Note how news gatherers select subjects and how they cover them. What photographs do they choose? Do their accounts sound slanted, or do they present compelling voices from both sides of an issue?
Notice their sources: Do you hear from the same set of “experts” again and again? I find this especially annoying. The newsmagazine I worked for is still using some of the same old liberal “news analysts” they used when I first arrived in the Midwest bureau more than two decades ago. And you see them all over television news as well. When the topic is Catholicism, the networks all call on the same dissident priests and ex-priests, feminists, and “Catholics for a Free Choice”: Andrew Greeley, Eugene Kennedy, Charles Curran, Richard Sipe, Frances Kissling, and so on. Paula Zahn has continually used Sipe as the go-to expert on the troubles within the Church, always describing him as a “retired priest?’ He’s an ex-priest, Paula. There’s a difference.
“They don’t want our new, fresh sources when they’ve got the regulars who give them the quotes they want?” Ruderman says, sharing my observation that the major media, like the newsmagazine we worked for, have all taken the easy route of using dog-eared Rolodexes to call on the same talking heads. “They never wanted my sources when they didn’t fit the mold of what they wanted the story to say. They had a preconceived idea of the status quo, and so they would always go to the status-quo sources for their standard comments.”
On the eve of Pope John Paul II’s visit to Poland in August, the New York Times ran a piece by Frank Bruni, headlined “Pope, Again, Heads Home and, Again, Rumors Fly.” It revealed much about how the old “pack journalism” is at work preparing for the imminent demise of the pope (preparations that have been in the works for about a decade now). The article noted that “ABC News has exclusive rights during that period to the Rev. Richard McBrien, a Notre Dame University professor.” And “ABC News also has dibs on Father Greeley?’

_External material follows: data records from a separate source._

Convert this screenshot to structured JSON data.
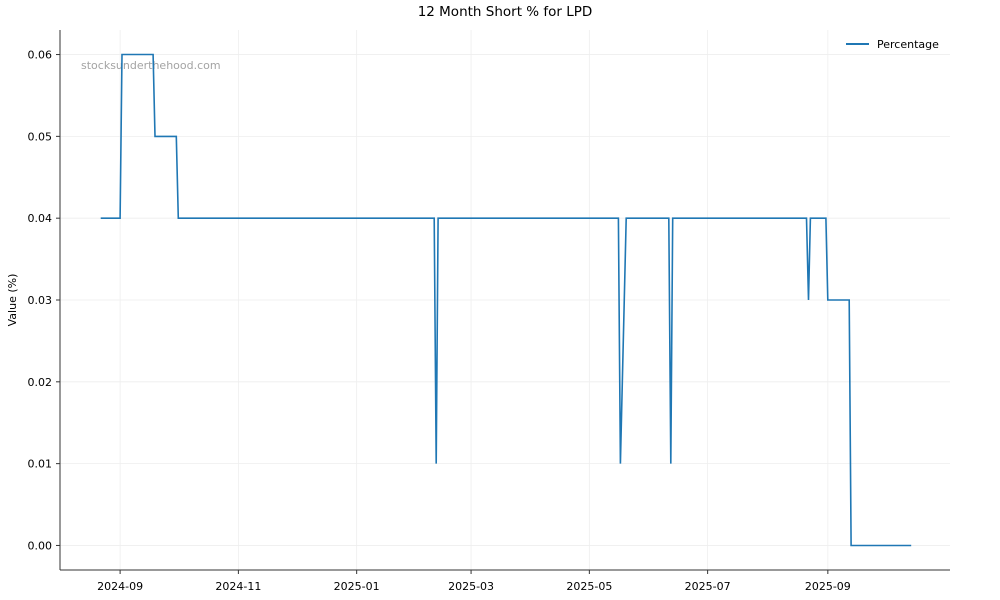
{
  "chart_data": {
    "type": "line",
    "title": "12 Month Short % for LPD",
    "xlabel": "",
    "ylabel": "Value (%)",
    "watermark": "stocksunderthehood.com",
    "legend": {
      "placement": "top-right",
      "entries": [
        "Percentage"
      ]
    },
    "grid": true,
    "xlim": [
      "2024-08-01",
      "2025-11-03"
    ],
    "ylim": [
      -0.003,
      0.063
    ],
    "x_ticks": [
      "2024-09",
      "2024-11",
      "2025-01",
      "2025-03",
      "2025-05",
      "2025-07",
      "2025-09"
    ],
    "y_ticks": [
      "0.00",
      "0.01",
      "0.02",
      "0.03",
      "0.04",
      "0.05",
      "0.06"
    ],
    "series": [
      {
        "name": "Percentage",
        "color": "#1f77b4",
        "points": [
          [
            "2024-08-22",
            0.04
          ],
          [
            "2024-09-01",
            0.04
          ],
          [
            "2024-09-02",
            0.06
          ],
          [
            "2024-09-18",
            0.06
          ],
          [
            "2024-09-19",
            0.05
          ],
          [
            "2024-09-30",
            0.05
          ],
          [
            "2024-10-01",
            0.04
          ],
          [
            "2025-02-10",
            0.04
          ],
          [
            "2025-02-11",
            0.01
          ],
          [
            "2025-02-12",
            0.04
          ],
          [
            "2025-05-16",
            0.04
          ],
          [
            "2025-05-17",
            0.01
          ],
          [
            "2025-05-20",
            0.04
          ],
          [
            "2025-06-11",
            0.04
          ],
          [
            "2025-06-12",
            0.01
          ],
          [
            "2025-06-13",
            0.04
          ],
          [
            "2025-08-21",
            0.04
          ],
          [
            "2025-08-22",
            0.03
          ],
          [
            "2025-08-23",
            0.04
          ],
          [
            "2025-08-31",
            0.04
          ],
          [
            "2025-09-01",
            0.03
          ],
          [
            "2025-09-12",
            0.03
          ],
          [
            "2025-09-13",
            0.0
          ],
          [
            "2025-10-14",
            0.0
          ]
        ]
      }
    ]
  }
}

The article did not note that Father McBrien and Father Greeley are leading dissidents with a dependable animus against John Paul II. No need to confuse viewers with important background information about the “experts” they’re invited to trust.
Democracy and the Press
It’s interesting how much of Lippman’s analysis from 70 years ago still applies to the media. In the foreword to the 1997 edition of Public Opinion, Ronald Steel recalls that from a young age, Lippman studied politics and the press. “In Liberty and the News he concluded that the newspaper stories of one of the seminal events of the century (the Russian Revolution) were distorted and inaccurate, based not on the facts but on the ‘hopes of the men who composed the news organization.”

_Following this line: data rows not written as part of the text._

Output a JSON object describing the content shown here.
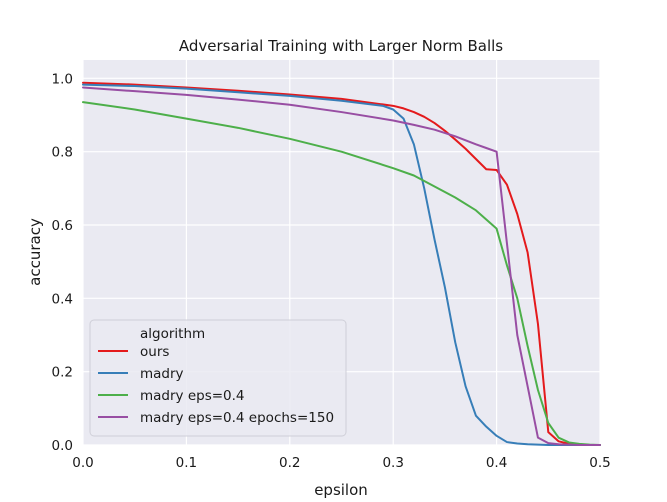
{
  "chart_data": {
    "type": "line",
    "title": "Adversarial Training with Larger Norm Balls",
    "xlabel": "epsilon",
    "ylabel": "accuracy",
    "xlim": [
      0.0,
      0.5
    ],
    "ylim": [
      0.0,
      1.05
    ],
    "xticks": [
      "0.0",
      "0.1",
      "0.2",
      "0.3",
      "0.4",
      "0.5"
    ],
    "yticks": [
      "0.0",
      "0.2",
      "0.4",
      "0.6",
      "0.8",
      "1.0"
    ],
    "grid": true,
    "background": "#eaeaf2",
    "legend": {
      "title": "algorithm",
      "placement": "lower-left"
    },
    "series": [
      {
        "name": "ours",
        "color": "#e41a1c",
        "x": [
          0.0,
          0.05,
          0.1,
          0.15,
          0.2,
          0.25,
          0.3,
          0.31,
          0.32,
          0.33,
          0.34,
          0.35,
          0.36,
          0.37,
          0.38,
          0.39,
          0.4,
          0.41,
          0.42,
          0.43,
          0.44,
          0.45,
          0.46,
          0.47,
          0.48,
          0.49,
          0.5
        ],
        "y": [
          0.988,
          0.983,
          0.975,
          0.966,
          0.956,
          0.944,
          0.925,
          0.918,
          0.908,
          0.895,
          0.878,
          0.857,
          0.833,
          0.808,
          0.78,
          0.752,
          0.75,
          0.71,
          0.63,
          0.525,
          0.33,
          0.035,
          0.01,
          0.003,
          0.001,
          0.0,
          0.0
        ]
      },
      {
        "name": "madry",
        "color": "#377eb8",
        "x": [
          0.0,
          0.05,
          0.1,
          0.15,
          0.2,
          0.25,
          0.29,
          0.3,
          0.31,
          0.32,
          0.33,
          0.34,
          0.35,
          0.36,
          0.37,
          0.38,
          0.39,
          0.4,
          0.41,
          0.42,
          0.43,
          0.44,
          0.45,
          0.46,
          0.47,
          0.48,
          0.49,
          0.5
        ],
        "y": [
          0.983,
          0.979,
          0.972,
          0.962,
          0.952,
          0.939,
          0.925,
          0.915,
          0.89,
          0.82,
          0.7,
          0.56,
          0.43,
          0.28,
          0.16,
          0.08,
          0.05,
          0.025,
          0.008,
          0.004,
          0.002,
          0.001,
          0.0,
          0.0,
          0.0,
          0.0,
          0.0,
          0.0
        ]
      },
      {
        "name": "madry eps=0.4",
        "color": "#4daf4a",
        "x": [
          0.0,
          0.05,
          0.1,
          0.15,
          0.2,
          0.25,
          0.3,
          0.32,
          0.34,
          0.36,
          0.38,
          0.39,
          0.4,
          0.41,
          0.42,
          0.43,
          0.44,
          0.45,
          0.46,
          0.47,
          0.48,
          0.49,
          0.5
        ],
        "y": [
          0.935,
          0.915,
          0.89,
          0.865,
          0.835,
          0.8,
          0.755,
          0.735,
          0.705,
          0.675,
          0.64,
          0.615,
          0.59,
          0.49,
          0.4,
          0.27,
          0.15,
          0.06,
          0.02,
          0.007,
          0.003,
          0.001,
          0.0
        ]
      },
      {
        "name": "madry eps=0.4 epochs=150",
        "color": "#984ea3",
        "x": [
          0.0,
          0.05,
          0.1,
          0.15,
          0.2,
          0.25,
          0.3,
          0.32,
          0.34,
          0.36,
          0.38,
          0.39,
          0.4,
          0.41,
          0.42,
          0.43,
          0.44,
          0.45,
          0.46,
          0.47,
          0.48,
          0.49,
          0.5
        ],
        "y": [
          0.975,
          0.965,
          0.955,
          0.942,
          0.928,
          0.908,
          0.885,
          0.873,
          0.86,
          0.842,
          0.82,
          0.81,
          0.8,
          0.55,
          0.3,
          0.16,
          0.02,
          0.005,
          0.002,
          0.001,
          0.0,
          0.0,
          0.0
        ]
      }
    ]
  }
}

Lippman then posed a more fundamental problem, as Steel relates: “How could the public get the information it needed to make rational political judgments if it could not rely on the press? Unbiased information had become essential, he argued, because ‘decisions in a modern state tend to be made by the interaction, not of Congress and the executive, but of public opinion and the executive.’ …For this reason the accuracy of news reporting, the protection of the sources of public opinion, had become the ‘basic problem of democracy.'”
The power of public opinion, which is supposed to be the driving force behind most important decisions in a democracy, can itself be driven or steered by the prejudices of unofficial opinion-makers. Vigilance and self-awareness are its only protection. Which is why, wherever they get their news, intelligent citizens will take nothing for granted except their principles.